Alguns exemplos de memórias autobiográficas episódicas são os seguintes: “Me recordo daquele dia em que mergulhei e vi uma tartaruga pela primeira vez”, ou “Me lembro de quando fui hospitalizado devido à depressão”. Por outro lado, uma das memórias autobiográficas semânticas seria: “Quando eu era criança, costumava visitar minha avó todos os sábados.”

Se analisarmos os dois tipos de memória, veremos que a memória autobiográfica episódica está relacionada a um tempo subjetivo, permitindo-nos reviver experiências anteriores por meio de uma consciência autonoética; isto é, permitindo-nos ter a sensação de estarmos vivendo nossas memórias, como uma espécie de viagem mental no tempo. Em contraste, a memória autobiográfica semântica leva a uma consciência limitada do senso de familiaridade.

 

Memória autobiográfica na atualidade

A memória autobiográfica continua a ser uma área bastante explorada atualmente. Acima de tudo, é associada a doenças neurodegenerativas e transtorno de estresse pós-traumático. Vamos nos aprofundar na Doença de Alzheimer (DA).

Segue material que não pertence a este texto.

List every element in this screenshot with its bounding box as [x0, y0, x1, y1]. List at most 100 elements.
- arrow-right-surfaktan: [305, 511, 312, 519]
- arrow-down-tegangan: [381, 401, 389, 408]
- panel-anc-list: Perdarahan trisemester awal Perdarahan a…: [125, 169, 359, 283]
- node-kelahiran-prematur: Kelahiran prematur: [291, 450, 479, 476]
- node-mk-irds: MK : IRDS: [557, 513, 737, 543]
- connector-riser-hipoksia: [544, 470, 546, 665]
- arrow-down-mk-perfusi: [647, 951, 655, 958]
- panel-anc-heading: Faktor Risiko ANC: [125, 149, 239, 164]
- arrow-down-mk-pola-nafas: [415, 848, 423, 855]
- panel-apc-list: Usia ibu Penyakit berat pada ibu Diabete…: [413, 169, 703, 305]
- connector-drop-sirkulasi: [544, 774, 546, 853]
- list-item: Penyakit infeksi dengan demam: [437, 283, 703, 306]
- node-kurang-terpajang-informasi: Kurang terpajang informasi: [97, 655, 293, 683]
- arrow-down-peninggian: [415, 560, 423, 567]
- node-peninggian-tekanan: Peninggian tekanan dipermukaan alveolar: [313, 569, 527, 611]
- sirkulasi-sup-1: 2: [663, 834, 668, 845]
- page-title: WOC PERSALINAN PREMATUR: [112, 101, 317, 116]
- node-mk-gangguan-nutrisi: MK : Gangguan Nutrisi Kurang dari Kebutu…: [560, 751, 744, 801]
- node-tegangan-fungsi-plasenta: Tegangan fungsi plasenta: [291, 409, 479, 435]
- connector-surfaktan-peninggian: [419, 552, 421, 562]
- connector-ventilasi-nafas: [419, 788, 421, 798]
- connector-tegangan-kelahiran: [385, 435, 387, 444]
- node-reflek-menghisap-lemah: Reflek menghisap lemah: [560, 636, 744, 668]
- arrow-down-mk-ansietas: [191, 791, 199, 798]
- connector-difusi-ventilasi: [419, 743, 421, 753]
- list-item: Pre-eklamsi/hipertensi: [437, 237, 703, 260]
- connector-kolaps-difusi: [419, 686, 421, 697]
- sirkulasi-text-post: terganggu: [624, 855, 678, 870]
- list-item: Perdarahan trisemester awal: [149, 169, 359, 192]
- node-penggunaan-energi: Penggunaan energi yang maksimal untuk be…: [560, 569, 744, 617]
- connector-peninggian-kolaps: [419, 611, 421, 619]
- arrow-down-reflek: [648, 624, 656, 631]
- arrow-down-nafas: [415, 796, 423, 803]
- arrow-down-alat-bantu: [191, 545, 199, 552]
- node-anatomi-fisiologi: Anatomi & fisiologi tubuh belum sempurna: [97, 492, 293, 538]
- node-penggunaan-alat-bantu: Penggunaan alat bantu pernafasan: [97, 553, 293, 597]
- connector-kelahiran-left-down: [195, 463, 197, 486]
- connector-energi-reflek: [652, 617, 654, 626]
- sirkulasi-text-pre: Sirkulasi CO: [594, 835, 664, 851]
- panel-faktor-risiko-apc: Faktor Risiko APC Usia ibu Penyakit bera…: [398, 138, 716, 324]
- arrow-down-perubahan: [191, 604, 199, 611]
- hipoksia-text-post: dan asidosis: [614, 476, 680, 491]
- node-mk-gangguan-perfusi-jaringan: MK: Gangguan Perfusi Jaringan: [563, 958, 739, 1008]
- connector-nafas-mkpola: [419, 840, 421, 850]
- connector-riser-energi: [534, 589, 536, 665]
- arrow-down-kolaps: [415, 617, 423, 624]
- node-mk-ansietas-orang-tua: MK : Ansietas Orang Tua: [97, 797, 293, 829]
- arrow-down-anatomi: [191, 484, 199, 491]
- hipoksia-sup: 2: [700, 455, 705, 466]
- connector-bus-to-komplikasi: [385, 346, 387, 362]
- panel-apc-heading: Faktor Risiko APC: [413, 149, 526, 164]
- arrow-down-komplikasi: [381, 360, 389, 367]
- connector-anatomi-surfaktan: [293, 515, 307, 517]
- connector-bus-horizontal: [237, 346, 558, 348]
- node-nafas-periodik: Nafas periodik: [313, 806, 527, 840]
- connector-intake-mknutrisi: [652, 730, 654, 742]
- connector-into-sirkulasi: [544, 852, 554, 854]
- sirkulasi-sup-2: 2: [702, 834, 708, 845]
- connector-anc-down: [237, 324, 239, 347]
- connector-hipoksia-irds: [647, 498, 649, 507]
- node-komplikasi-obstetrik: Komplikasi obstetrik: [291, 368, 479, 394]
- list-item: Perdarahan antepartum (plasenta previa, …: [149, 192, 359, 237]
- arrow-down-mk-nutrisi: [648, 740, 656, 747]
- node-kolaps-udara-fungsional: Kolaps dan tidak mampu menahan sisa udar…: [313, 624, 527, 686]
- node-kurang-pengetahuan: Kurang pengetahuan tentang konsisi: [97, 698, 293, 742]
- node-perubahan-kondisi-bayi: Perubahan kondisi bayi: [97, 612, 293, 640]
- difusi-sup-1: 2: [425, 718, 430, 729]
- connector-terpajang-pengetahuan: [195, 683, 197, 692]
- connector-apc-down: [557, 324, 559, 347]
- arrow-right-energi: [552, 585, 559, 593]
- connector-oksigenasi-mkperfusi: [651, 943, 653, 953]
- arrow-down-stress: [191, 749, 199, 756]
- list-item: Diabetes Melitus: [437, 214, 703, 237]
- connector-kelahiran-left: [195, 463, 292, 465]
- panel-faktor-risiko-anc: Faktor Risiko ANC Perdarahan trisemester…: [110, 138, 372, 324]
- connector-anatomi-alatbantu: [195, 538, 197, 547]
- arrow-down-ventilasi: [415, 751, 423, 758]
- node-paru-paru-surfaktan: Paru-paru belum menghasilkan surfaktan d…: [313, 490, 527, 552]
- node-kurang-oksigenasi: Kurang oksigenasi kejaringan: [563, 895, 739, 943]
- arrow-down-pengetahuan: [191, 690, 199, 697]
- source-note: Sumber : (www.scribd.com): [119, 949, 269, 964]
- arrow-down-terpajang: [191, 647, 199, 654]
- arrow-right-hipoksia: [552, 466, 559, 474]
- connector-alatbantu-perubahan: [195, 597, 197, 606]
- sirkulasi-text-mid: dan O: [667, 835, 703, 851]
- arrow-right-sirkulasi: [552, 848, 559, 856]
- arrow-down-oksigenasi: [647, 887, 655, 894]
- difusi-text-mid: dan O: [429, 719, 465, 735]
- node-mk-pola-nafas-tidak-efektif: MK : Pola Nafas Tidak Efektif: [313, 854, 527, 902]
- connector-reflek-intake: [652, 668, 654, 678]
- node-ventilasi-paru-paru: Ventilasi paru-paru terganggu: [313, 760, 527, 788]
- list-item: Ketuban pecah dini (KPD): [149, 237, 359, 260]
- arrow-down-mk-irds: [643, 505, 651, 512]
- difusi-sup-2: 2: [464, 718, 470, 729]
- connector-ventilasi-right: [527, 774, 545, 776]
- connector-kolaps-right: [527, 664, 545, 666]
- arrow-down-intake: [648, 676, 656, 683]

A memória autobiográfica vai sofrendo um declínio na doença de Alzheimer. O curioso é que várias pesquisas verificaram que isso ocorre de forma diferente dependendo do tipo e do envelhecimento normal e patológico.

Portanto, quando as pessoas se lembram do seu passado, demonstram um pensamento associado à memória episódica. A produção dessas memórias é baixa se comparada às semânticas. Pessoas com DA têm pouca capacidade de se lembrar de momentos autobiográficos episódicos.

Para estudar a memória autobiográfica na DA, alguns especialistas recorreram a experimentos por meio da reminiscência, ou seja, da evocação de memórias.

Por exemplo, El haj, Fasotti & Allain (2012), no artigo publicado na Consciouness and Cognition Magazine, mostram como examinaram o caráter involuntário das memórias autobiográficas evocadas pela música. Outros autores enfatizam a evocação de memórias, mas através de imagens, vídeos e até cheiros.

Em suma, a memória autobiográfica está intimamente ligada a quem somos, pois diz respeito às nossas experiências de forma geral e detalhada. A forma como as memórias autobiográficas são evocadas no envelhecimento normal e patológico é diferente.

Além disso, as pessoas com DA apresentam uma perda progressiva da memória autobiográfica episódica. Vários estudos continuam a explorar este tipo de memória, e esperamos que eles continuem a abrir caminho para que possamos compreendê-la melhor tanto no funcionamento normal quanto no patológico.

 

El Haj, M., Antonie, P., Nandrino, J.L., & Kapogiannis, D. (2017). Discrepancy berween subjective autobiographical reliving and objective recall: The past as seen by Alzhimer’s disease patients. Consciousness and cognition, 49, 111-116.

El Haj, M., Antonie, P., Nandrino,J. L., & Kapogiannis, D. (2015). Autobiographical memory decline in Alzheimer’s disease, a theoretical and clinical overview. Ageing research reviews, 23, 183-192.

El Haj, M., Fasotti, L., & Allain, P. (2012). The involuntary nature of music-evoked autobiographical memories in Alzheimer’s disease. Consciouness and cognition, 21 (1), 238-246.

Ruiz-Vargas, J.M. (2004)- Clavers de la memoria autobiográfica. En Autobiografía en España: un balance: acta del congreso internacional celebrado en la Facultad de Filosofía y Letras de Córdoba.